振り返ったおばあさんが笑って教えてくれた。
「諒ちゃんはね、見栄えやスペースを気にして、このスロープをこんなふうに作ってしまったのを後悔してるんだって。私たちはトレーニングになるから気にしないでって言ってるんだけど。ときどき見にきては自戒してるそうよ」
「すみれさん、しゃべりすぎだ」
黒瀬さんに軽くにらまれて、おばあさんは首をすくめた。でも、彼女はまったく気にしてないようすでほがらかに笑う。
「あら、この子の前では格好つけたかったかしら? ごめんなさいね。でも、たまには弱みを見せるほうが女の子はキュンとするものよ」
「まったく、すみれさんには適わないな」
ぷっと吹き出した黒瀬さんは私を見た。目つきの悪さがゆるんでる。
「俺もまったく同じ間違いをやらかしたんだ。大した違いはないだろうと。ここを刷毛引きにしたのは単に予算が足りなかっただけだ。そっちのほうがよかったなんて、設計していたときには考えもしなかった。たまたま気づく機会があって、それからはなるべく現物を見て判断することにしてるんだ。勝手な自分の想像じゃなく、な」
机上の空論って、そういうことか。たしかに街中を歩くときにそういう目で周りを見てなかったわ。
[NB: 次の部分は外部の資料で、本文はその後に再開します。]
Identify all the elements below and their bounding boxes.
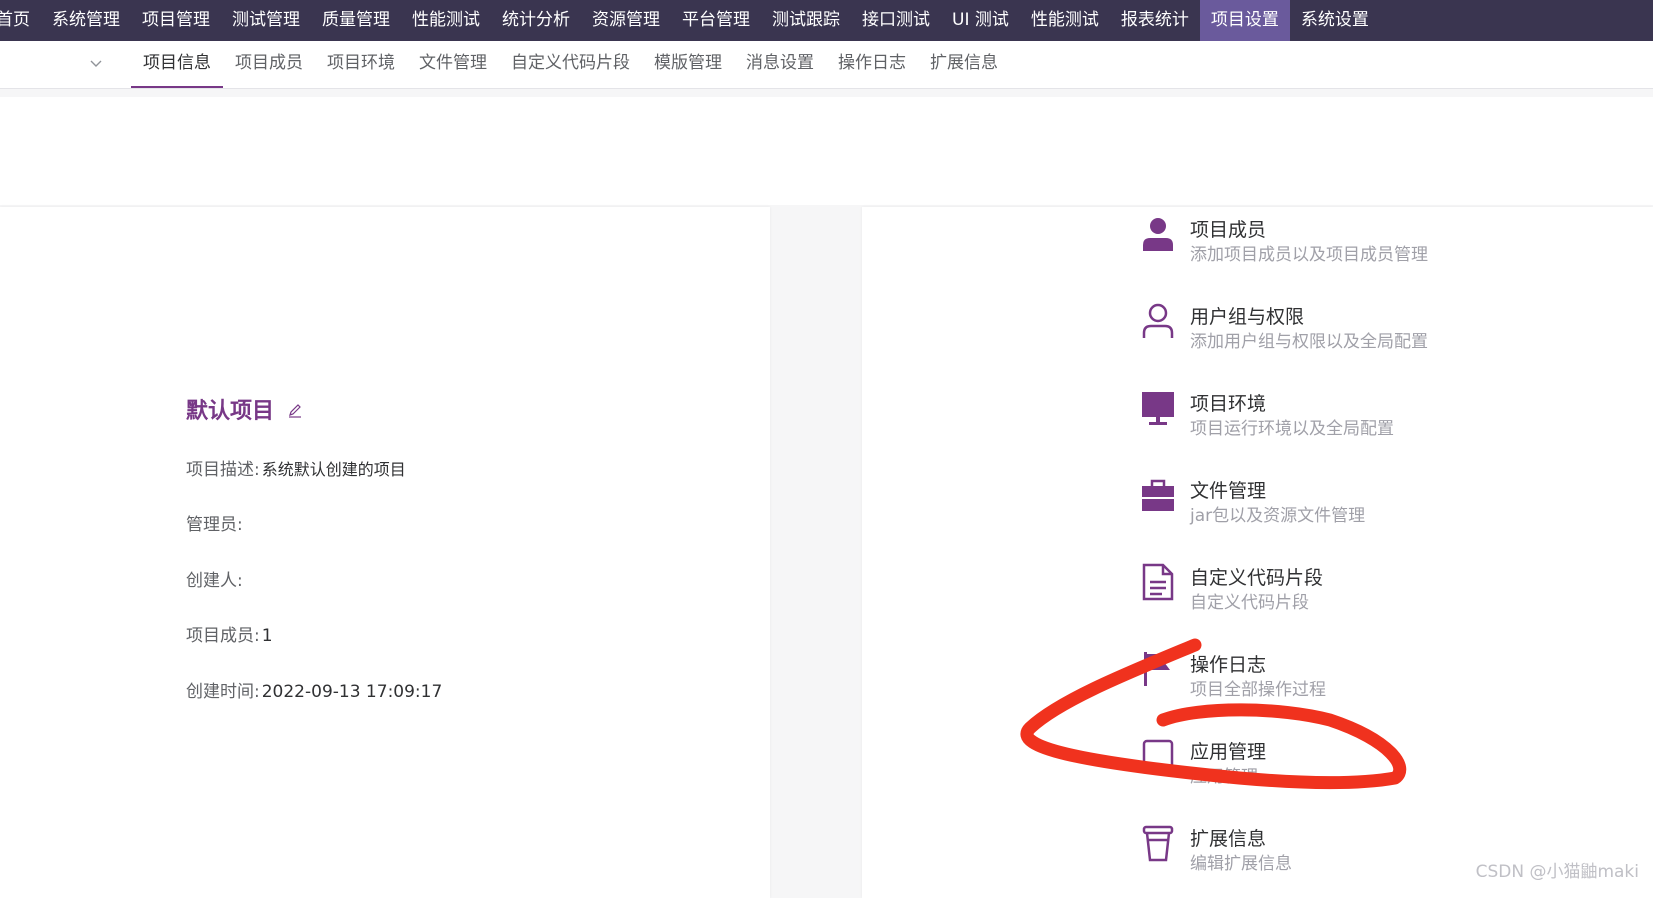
menu-item-desc: 项目全部操作过程: [1190, 680, 1326, 700]
edit-icon[interactable]: [287, 402, 303, 418]
menu-item-custom-code-snippets[interactable]: 自定义代码片段 自定义代码片段: [1140, 563, 1560, 623]
project-created-label: 创建时间:: [186, 682, 260, 702]
menu-item-operation-log[interactable]: 操作日志 项目全部操作过程: [1140, 650, 1560, 710]
topnav-project-management[interactable]: 项目管理: [131, 0, 221, 41]
project-members-value: 1: [261, 626, 273, 646]
document-icon: [1142, 563, 1174, 601]
menu-item-project-environment[interactable]: 项目环境 项目运行环境以及全局配置: [1140, 389, 1560, 449]
menu-item-title: 操作日志: [1190, 654, 1267, 676]
menu-item-title: 文件管理: [1190, 480, 1267, 502]
menu-item-desc: 编辑扩展信息: [1190, 854, 1292, 874]
menu-item-title: 项目环境: [1190, 393, 1267, 415]
tab-project-info[interactable]: 项目信息: [131, 41, 223, 88]
topnav-report-statistics[interactable]: 报表统计: [1110, 0, 1200, 41]
menu-item-desc: 添加项目成员以及项目成员管理: [1190, 245, 1428, 265]
project-admin-label: 管理员:: [186, 515, 243, 535]
menu-item-desc: 项目运行环境以及全局配置: [1190, 419, 1394, 439]
topnav-performance-test[interactable]: 性能测试: [401, 0, 491, 41]
topnav-project-settings[interactable]: 项目设置: [1199, 0, 1290, 41]
menu-item-title: 扩展信息: [1190, 828, 1267, 850]
content-header-area: [0, 97, 1653, 205]
menu-item-desc: 添加用户组与权限以及全局配置: [1190, 332, 1428, 352]
topnav-platform-management[interactable]: 平台管理: [671, 0, 761, 41]
project-title: 默认项目: [186, 399, 275, 424]
topnav-system-settings[interactable]: 系统设置: [1290, 0, 1380, 41]
user-outline-icon: [1142, 303, 1174, 338]
project-description-value: 系统默认创建的项目: [261, 460, 406, 479]
top-navigation: 首页 系统管理 项目管理 测试管理 质量管理 性能测试 统计分析 资源管理 平台…: [0, 0, 1653, 41]
topnav-ui-test[interactable]: UI 测试: [941, 0, 1020, 41]
tab-project-members[interactable]: 项目成员: [223, 41, 315, 88]
menu-item-file-management[interactable]: 文件管理 jar包以及资源文件管理: [1140, 476, 1560, 536]
project-members-label: 项目成员:: [186, 626, 260, 646]
project-admin-row: 管理员:: [186, 510, 243, 535]
topnav-test-tracking[interactable]: 测试跟踪: [761, 0, 851, 41]
monitor-icon: [1142, 392, 1174, 425]
topnav-system-management[interactable]: 系统管理: [41, 0, 131, 41]
menu-item-project-members[interactable]: 项目成员 添加项目成员以及项目成员管理: [1140, 215, 1560, 275]
tab-extended-info[interactable]: 扩展信息: [918, 41, 1010, 88]
topnav-api-test[interactable]: 接口测试: [851, 0, 941, 41]
tab-project-environment[interactable]: 项目环境: [315, 41, 407, 88]
menu-item-title: 自定义代码片段: [1190, 567, 1324, 589]
menu-item-application-management[interactable]: 应用管理 应用管理: [1140, 737, 1560, 797]
sub-tabs: 项目信息 项目成员 项目环境 文件管理 自定义代码片段 模版管理 消息设置 操作…: [131, 41, 1010, 88]
menu-item-desc: 应用管理: [1190, 767, 1258, 787]
project-info-card: [0, 207, 770, 898]
watermark: CSDN @小猫鼬maki: [1475, 862, 1639, 882]
tab-operation-log[interactable]: 操作日志: [826, 41, 918, 88]
project-created-row: 创建时间: 2022-09-13 17:09:17: [186, 677, 442, 702]
project-creator-label: 创建人:: [186, 571, 243, 591]
topnav-performance-test-2[interactable]: 性能测试: [1020, 0, 1110, 41]
app-box-icon: [1142, 739, 1174, 773]
briefcase-icon: [1142, 479, 1174, 511]
project-description-row: 项目描述: 系统默认创建的项目: [186, 455, 406, 480]
cup-icon: [1142, 825, 1174, 862]
menu-item-user-groups-permissions[interactable]: 用户组与权限 添加用户组与权限以及全局配置: [1140, 302, 1560, 362]
menu-item-title: 项目成员: [1190, 219, 1267, 241]
project-description-label: 项目描述:: [186, 460, 260, 480]
tab-file-management[interactable]: 文件管理: [407, 41, 499, 88]
topnav-test-management[interactable]: 测试管理: [221, 0, 311, 41]
menu-item-title: 用户组与权限: [1190, 306, 1305, 328]
tab-message-settings[interactable]: 消息设置: [734, 41, 826, 88]
user-filled-icon: [1143, 218, 1173, 251]
project-members-row: 项目成员: 1: [186, 621, 273, 646]
sub-navigation: 项目信息 项目成员 项目环境 文件管理 自定义代码片段 模版管理 消息设置 操作…: [0, 41, 1653, 89]
chevron-down-icon[interactable]: [88, 55, 104, 71]
menu-item-desc: 自定义代码片段: [1190, 593, 1309, 613]
topnav-quality-management[interactable]: 质量管理: [311, 0, 401, 41]
tab-custom-code-snippets[interactable]: 自定义代码片段: [499, 41, 642, 88]
project-creator-row: 创建人:: [186, 566, 243, 591]
topnav-statistics-analysis[interactable]: 统计分析: [491, 0, 581, 41]
tab-template-management[interactable]: 模版管理: [642, 41, 734, 88]
menu-item-desc: jar包以及资源文件管理: [1190, 506, 1366, 526]
topnav-resource-management[interactable]: 资源管理: [581, 0, 671, 41]
topnav-home[interactable]: 首页: [0, 0, 41, 41]
flag-icon: [1144, 652, 1170, 686]
project-created-value: 2022-09-13 17:09:17: [261, 682, 443, 702]
menu-item-title: 应用管理: [1190, 741, 1267, 763]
私にそれを実感させるためにここへ来たのね。
(なによ、悪い男じゃなかったの!?)
他社の生意気な若輩なんて放っておけばいいのに、わざわざこうやって教えてくれるなんてとても親切だ。
今ここで気づけたのは有難いけど、よりによって教えてくれた相手が反発していた黒瀬さんだったとは、なんだか腹立たしい。
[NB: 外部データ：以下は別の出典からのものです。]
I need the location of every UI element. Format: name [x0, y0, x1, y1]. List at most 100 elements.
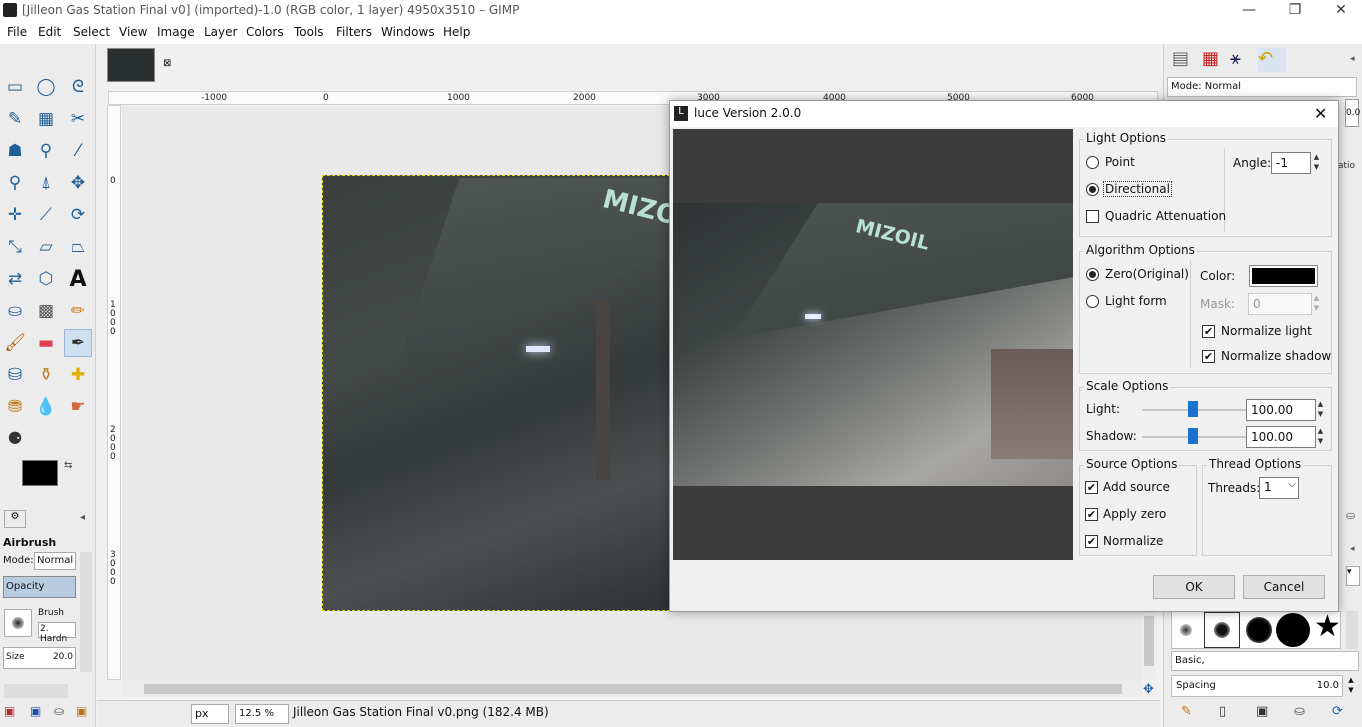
brush-star-icon[interactable]: ★ [1314, 609, 1341, 644]
menu-image[interactable]: Image [157, 25, 195, 39]
mask-input[interactable]: 0 [1248, 293, 1312, 315]
fuzzy-select-icon[interactable]: ✎ [1, 105, 29, 133]
vscroll-thumb[interactable] [1144, 616, 1154, 666]
brushes-config-icon[interactable]: ◂ [1350, 544, 1355, 554]
move-icon[interactable]: ✥ [64, 169, 92, 197]
normalize-checkbox[interactable]: ✔ [1085, 535, 1098, 548]
zero-original-radio[interactable] [1086, 268, 1099, 281]
layers-tab-icon[interactable]: ▤ [1172, 48, 1200, 72]
heal-icon[interactable]: ✚ [64, 361, 92, 389]
mode-select[interactable]: Normal [34, 552, 76, 570]
color-picker-icon[interactable]: ⁄ [64, 137, 92, 165]
angle-spin-buttons[interactable]: ▲ ▼ [1311, 152, 1322, 174]
close-button[interactable]: ✕ [1318, 0, 1362, 22]
panel-config-icon[interactable]: ◂ [80, 512, 85, 523]
delete-layer-icon[interactable]: ⛀ [1346, 509, 1355, 522]
paths-icon[interactable]: ⚲ [32, 137, 60, 165]
unit-select[interactable]: px [191, 704, 229, 724]
edit-brush-icon[interactable]: ✎ [1181, 704, 1192, 719]
new-brush-icon[interactable]: ▯ [1219, 704, 1226, 719]
clone-icon[interactable]: ⚱ [32, 361, 60, 389]
spacing-spin[interactable]: ▲ ▼ [1344, 675, 1358, 697]
directional-radio[interactable] [1086, 183, 1099, 196]
light-form-radio[interactable] [1086, 295, 1099, 308]
reset-icon[interactable]: ▣ [76, 704, 87, 718]
save-icon[interactable]: ▣ [4, 704, 15, 718]
tool-options-tab-icon[interactable]: ⚙ [4, 510, 26, 528]
menu-layer[interactable]: Layer [204, 25, 237, 39]
minimize-button[interactable]: — [1226, 0, 1272, 22]
opacity-slider[interactable]: Opacity [3, 576, 76, 598]
angle-input[interactable]: -1 [1271, 152, 1311, 174]
menu-tools[interactable]: Tools [294, 25, 324, 39]
dialog-close-icon[interactable]: ✕ [1314, 104, 1327, 123]
scale-icon[interactable]: ⤡ [1, 233, 29, 261]
menu-file[interactable]: File [7, 25, 27, 39]
brushes-view-select[interactable]: ▾ [1346, 566, 1360, 586]
zoom-select[interactable]: 12.5 % [235, 704, 289, 724]
spacing-slider[interactable]: Spacing 10.0 [1171, 675, 1343, 697]
menu-colors[interactable]: Colors [246, 25, 284, 39]
duplicate-brush-icon[interactable]: ▣ [1256, 704, 1268, 719]
dock-config-icon[interactable]: ◂ [1350, 54, 1355, 64]
color-select-icon[interactable]: ▦ [32, 105, 60, 133]
threads-select[interactable]: 1 ⌵ [1259, 477, 1299, 499]
mask-spin-buttons[interactable]: ▲ ▼ [1311, 293, 1322, 315]
add-source-checkbox[interactable]: ✔ [1085, 481, 1098, 494]
canvas-hscrollbar[interactable] [122, 681, 1142, 697]
brush-selected-frame[interactable] [1204, 612, 1240, 648]
eraser-icon[interactable]: ▬ [32, 329, 60, 357]
gradient-icon[interactable]: ▩ [32, 297, 60, 325]
foreground-color-swatch[interactable] [22, 460, 58, 486]
pencil-icon[interactable]: ✏ [64, 297, 92, 325]
delete-brush-icon[interactable]: ⛀ [1294, 704, 1305, 719]
bucket-fill-icon[interactable]: ⛀ [1, 297, 29, 325]
point-radio[interactable] [1086, 156, 1099, 169]
crop-icon[interactable]: ⟋ [32, 201, 60, 229]
foreground-select-icon[interactable]: ☗ [1, 137, 29, 165]
text-tool-icon[interactable]: A [64, 265, 92, 293]
rotate-icon[interactable]: ⟳ [64, 201, 92, 229]
smudge-icon[interactable]: ☛ [64, 393, 92, 421]
light-slider-thumb[interactable] [1188, 401, 1198, 417]
delete-icon[interactable]: ⛀ [54, 704, 64, 718]
brush-name[interactable]: 2. Hardn [38, 622, 76, 644]
align-icon[interactable]: ✛ [1, 201, 29, 229]
brush-tag-select[interactable]: Basic, [1171, 651, 1359, 671]
refresh-brushes-icon[interactable]: ⟳ [1332, 704, 1343, 719]
brush-soft-small-icon[interactable] [1180, 624, 1192, 636]
restore-icon[interactable]: ▣ [30, 704, 41, 718]
scissors-icon[interactable]: ✂ [64, 105, 92, 133]
free-select-icon[interactable]: ᘓ [64, 73, 92, 101]
navigate-icon[interactable]: ✥ [1143, 682, 1154, 697]
perspective-icon[interactable]: ⏢ [64, 233, 92, 261]
rect-select-icon[interactable]: ▭ [1, 73, 29, 101]
maximize-button[interactable]: ❐ [1272, 0, 1318, 22]
color-button[interactable] [1249, 265, 1318, 287]
layer-opacity-partial[interactable]: 0.0 [1345, 99, 1360, 127]
ellipse-select-icon[interactable]: ◯ [32, 73, 60, 101]
shadow-scale-input[interactable]: 100.00 [1246, 426, 1316, 448]
cage-transform-icon[interactable]: ⬡ [32, 265, 60, 293]
ok-button[interactable]: OK [1153, 575, 1235, 599]
menu-windows[interactable]: Windows [381, 25, 435, 39]
shadow-slider-thumb[interactable] [1188, 428, 1198, 444]
normalize-light-checkbox[interactable]: ✔ [1202, 325, 1215, 338]
zoom-icon[interactable]: ⚲ [1, 169, 29, 197]
menu-help[interactable]: Help [443, 25, 470, 39]
tool-options-scrollbar[interactable] [80, 552, 92, 672]
brush-soft-large-icon[interactable] [1246, 617, 1272, 643]
channels-tab-icon[interactable]: ▦ [1202, 48, 1230, 72]
paths-tab-icon[interactable]: ⚹ [1230, 48, 1258, 72]
toolbox-hscrollbar[interactable] [4, 684, 68, 698]
hscroll-thumb[interactable] [144, 684, 1122, 694]
menu-filters[interactable]: Filters [336, 25, 372, 39]
dodge-burn-icon[interactable]: ⚈ [1, 425, 29, 453]
blur-icon[interactable]: 💧 [32, 393, 60, 421]
image-tab-close-icon[interactable]: ⊠ [163, 58, 171, 69]
brushes-scrollbar[interactable] [1346, 611, 1358, 649]
swap-colors-icon[interactable]: ⇆ [64, 460, 72, 471]
light-scale-input[interactable]: 100.00 [1246, 399, 1316, 421]
size-slider[interactable]: Size 20.0 [3, 647, 76, 669]
menu-view[interactable]: View [119, 25, 147, 39]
素直に感謝できずに私が黙っていると、黒瀬さんが小道に目を戻し、続けた。
「そういうのを気づかずに設計するやつが多いんだ。そうして使えはするけど、使いにくい施設ができあがっていく。設計士ってすごいんだぜ? 俺たちの描いた図面がそのまま現実のものになるんだから。その代わり、責任も重いんだ」
「使えはするけど、使いにくい……」
そんなのは嫌だ! 私が目指してるのはそんなものじゃない!
黒瀬さんの設計に繊細さを感じるのは、こうした視点かもしれない。
「そう、ですね。私も心がけます」
自分に言い聞かせるように語る彼の横顔が格好よく見えてしまって、私は慌てて目をしばたいた。
もともと彼は格好いいんだけどね。